AKP’nin bu tutumu karşısında tekelci burjuvazinin esneme ve sineye çekme olanaklarının son derece dar olduğunu söylemek gerek. Bu darlık, siyasal alandan çok ekonomik alanda yaşanan gelişmelerle ilgili. AKP yeni palazlanmış bir sermaye çevresiyle etle tırnak gibi iç içe. Bu yeni palazlanmış burjuva güçlerin tekelci burjuvazinin geleneksel çekirdeği ile karşı karşıya gelememiş olması, daha çok ekonomideki nispi büyüme koşullarının sağladığı imkanlardan dolayıdır. Oysa, Türkiye kapitalizminin oldukça kırılgan yapısıyla ilk adaylarından olduğu küresel kriz ve çöküş dalgasının ağırlığının hissedildiği bugünlerde, bu hassas işbirliğinin bozulması kaçınılmaz olacaktır. Zira kriz dönemleri, işçi ve emekçiler üzerindeki yıkımın ve sefaletin katlanması anlamına geldiği gibi, burjuva saflarda ayakta kalmak için çetin bir mücadelenin sürdüğü dönemlerdir de aynı zamanda. Bundan dolayı tekelci burjuvazi bir yandan AKP’yi kullanmak isterken, diğer taraftan onun İslami kimliği ile birlikte arkasındaki sermaye güçlerini hedef alan bir mücadeleyi yürütmek isteyecektir. Bu da önümüzdeki dönemde gerek ekonomi alanında ve gerekse de siyaset sahnesinde oldukça çalkantılı ve kavgalı günlerin yaşanacağını göstermektedir. Zira, mali-ekonomik temeldeki çatışma, siyasal araç ve mevzilere dayanılarak yürütülecektir.

Bugün AKP eliyle kurulu devlet düzeninde önemli siyasi mevziler kazanmakta olan burjuva güçler, şimdiden sertleşmesi muhtemel bu gerici sınıf kavgasında önemli avantajlar sağlamış bulunmaktadır. TÜSİAD’ın bugün çeşitli biçimlerde ortaya koyduğu rahatsızlığı önemli ölçüde buradan da kaynaklanmaktadır.

Yapısal bir kriz içerisinde bulunan düzen bir kez daha “kolay başarının sınırları”na gelip dayanmış bulunmaktadır. Ekonomide ve siyasette -içeride ve dışarıda- oldukça çalkantılı ve çatışmalı bir dönem onu bekliyor. Düzen, küresel bir ekonomik ve mali krizin dalgalarıyla yüzyüzedir ve artık böyle bir kriz dönemini karşılayacak siyasal istikrardan da yoksundur.
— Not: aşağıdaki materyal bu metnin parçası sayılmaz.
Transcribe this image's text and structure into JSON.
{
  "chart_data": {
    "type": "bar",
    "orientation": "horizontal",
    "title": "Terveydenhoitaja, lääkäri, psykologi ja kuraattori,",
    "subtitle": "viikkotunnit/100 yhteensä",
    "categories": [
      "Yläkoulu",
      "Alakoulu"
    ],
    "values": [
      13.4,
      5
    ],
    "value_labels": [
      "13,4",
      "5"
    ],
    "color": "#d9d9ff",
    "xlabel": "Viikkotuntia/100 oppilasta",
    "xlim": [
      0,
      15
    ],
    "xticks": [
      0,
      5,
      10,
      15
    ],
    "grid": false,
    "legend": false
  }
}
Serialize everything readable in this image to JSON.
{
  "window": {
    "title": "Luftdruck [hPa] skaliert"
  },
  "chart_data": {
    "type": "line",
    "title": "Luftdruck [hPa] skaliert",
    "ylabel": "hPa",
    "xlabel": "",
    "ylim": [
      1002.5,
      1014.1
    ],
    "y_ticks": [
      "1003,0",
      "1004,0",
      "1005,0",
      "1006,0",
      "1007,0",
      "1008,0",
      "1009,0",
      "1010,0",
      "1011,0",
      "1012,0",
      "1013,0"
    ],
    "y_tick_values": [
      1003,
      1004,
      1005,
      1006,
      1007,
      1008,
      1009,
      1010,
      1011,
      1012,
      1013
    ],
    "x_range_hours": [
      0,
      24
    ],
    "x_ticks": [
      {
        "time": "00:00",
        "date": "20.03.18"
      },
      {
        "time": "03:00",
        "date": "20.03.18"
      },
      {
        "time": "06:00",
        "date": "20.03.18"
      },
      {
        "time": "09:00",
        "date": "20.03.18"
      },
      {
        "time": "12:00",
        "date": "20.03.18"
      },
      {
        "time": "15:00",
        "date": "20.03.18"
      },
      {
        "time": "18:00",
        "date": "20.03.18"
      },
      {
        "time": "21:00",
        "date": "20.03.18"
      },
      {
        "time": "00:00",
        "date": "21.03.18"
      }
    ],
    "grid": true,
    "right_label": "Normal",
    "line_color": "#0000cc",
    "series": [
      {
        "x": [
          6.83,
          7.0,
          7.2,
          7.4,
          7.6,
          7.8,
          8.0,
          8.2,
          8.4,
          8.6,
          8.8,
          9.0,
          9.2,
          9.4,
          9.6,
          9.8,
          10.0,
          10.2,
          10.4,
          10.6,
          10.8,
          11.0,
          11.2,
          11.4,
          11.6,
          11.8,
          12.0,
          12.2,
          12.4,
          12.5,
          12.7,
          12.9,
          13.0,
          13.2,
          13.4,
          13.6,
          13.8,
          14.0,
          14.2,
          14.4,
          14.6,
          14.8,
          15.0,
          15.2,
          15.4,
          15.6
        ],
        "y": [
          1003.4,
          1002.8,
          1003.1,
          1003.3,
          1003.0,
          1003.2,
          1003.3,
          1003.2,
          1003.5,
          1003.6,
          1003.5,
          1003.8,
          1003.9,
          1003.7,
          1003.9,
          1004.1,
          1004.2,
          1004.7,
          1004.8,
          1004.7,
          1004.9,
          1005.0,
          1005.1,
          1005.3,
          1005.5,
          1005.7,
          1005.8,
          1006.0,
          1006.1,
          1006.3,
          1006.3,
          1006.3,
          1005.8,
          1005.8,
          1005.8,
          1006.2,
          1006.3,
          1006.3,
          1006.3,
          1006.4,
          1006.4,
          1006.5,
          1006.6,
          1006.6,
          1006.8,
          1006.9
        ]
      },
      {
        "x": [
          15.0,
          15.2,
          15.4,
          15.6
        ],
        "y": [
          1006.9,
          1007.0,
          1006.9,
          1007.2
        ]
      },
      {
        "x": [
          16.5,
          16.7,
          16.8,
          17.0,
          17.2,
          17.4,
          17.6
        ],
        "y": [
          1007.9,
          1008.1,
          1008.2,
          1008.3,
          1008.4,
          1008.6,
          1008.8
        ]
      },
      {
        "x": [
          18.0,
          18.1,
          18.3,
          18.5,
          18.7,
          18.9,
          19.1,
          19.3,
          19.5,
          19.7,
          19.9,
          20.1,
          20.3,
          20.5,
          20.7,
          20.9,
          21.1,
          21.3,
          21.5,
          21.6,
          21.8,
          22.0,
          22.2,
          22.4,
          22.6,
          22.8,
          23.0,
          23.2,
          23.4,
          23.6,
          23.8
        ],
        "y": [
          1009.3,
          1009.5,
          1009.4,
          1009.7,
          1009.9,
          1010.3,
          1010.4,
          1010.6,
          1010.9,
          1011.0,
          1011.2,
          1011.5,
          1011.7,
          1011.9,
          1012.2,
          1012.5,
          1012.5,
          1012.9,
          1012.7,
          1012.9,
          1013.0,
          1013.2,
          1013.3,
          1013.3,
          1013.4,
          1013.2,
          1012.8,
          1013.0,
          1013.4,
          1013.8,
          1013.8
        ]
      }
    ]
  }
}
Kendi içerisinde bölünmüştür ve bu bölünme olası ekonomik krizle birlikte derinleşebilecektir. Mevcut siyasal gerilimlerin gerisinde, düzen güçlerinin hesaplarını bu zorlu çatışmalı günlere göre yapıyor olmalarının önemli bir payı vardır.

Elbette, işçi sınıfının bir siyasal-toplumsal güç olarak sahneye çıkamaması durumunda, burjuvazi bugüne kadar olduğu gibi bu krizi de yönetmeyi başarabilir. Yeni bir güç dengesi üzerinden kendi arasında göreli bir iç uyum sağlayabilir. Şovenizm ve dinsel gericilik gibi silahlara dayanarak, işçi ve emekçilere krizlerinin faturasını ödetip yoluna devam edebilir.

İşçi ve emekçilerin, öncelikle öncü devrimci güçlerinin sürece bu gözle bakmaları, politik-pratik hazırlıklarını buna göre yapmaları büyük önem taşımaktadır. Eğer bu hazırlıklar hakkıyla yapılabilirse, düzenin krizi derinleştirilebilir ve onu temellerinden sarsmak mümkün olabilir.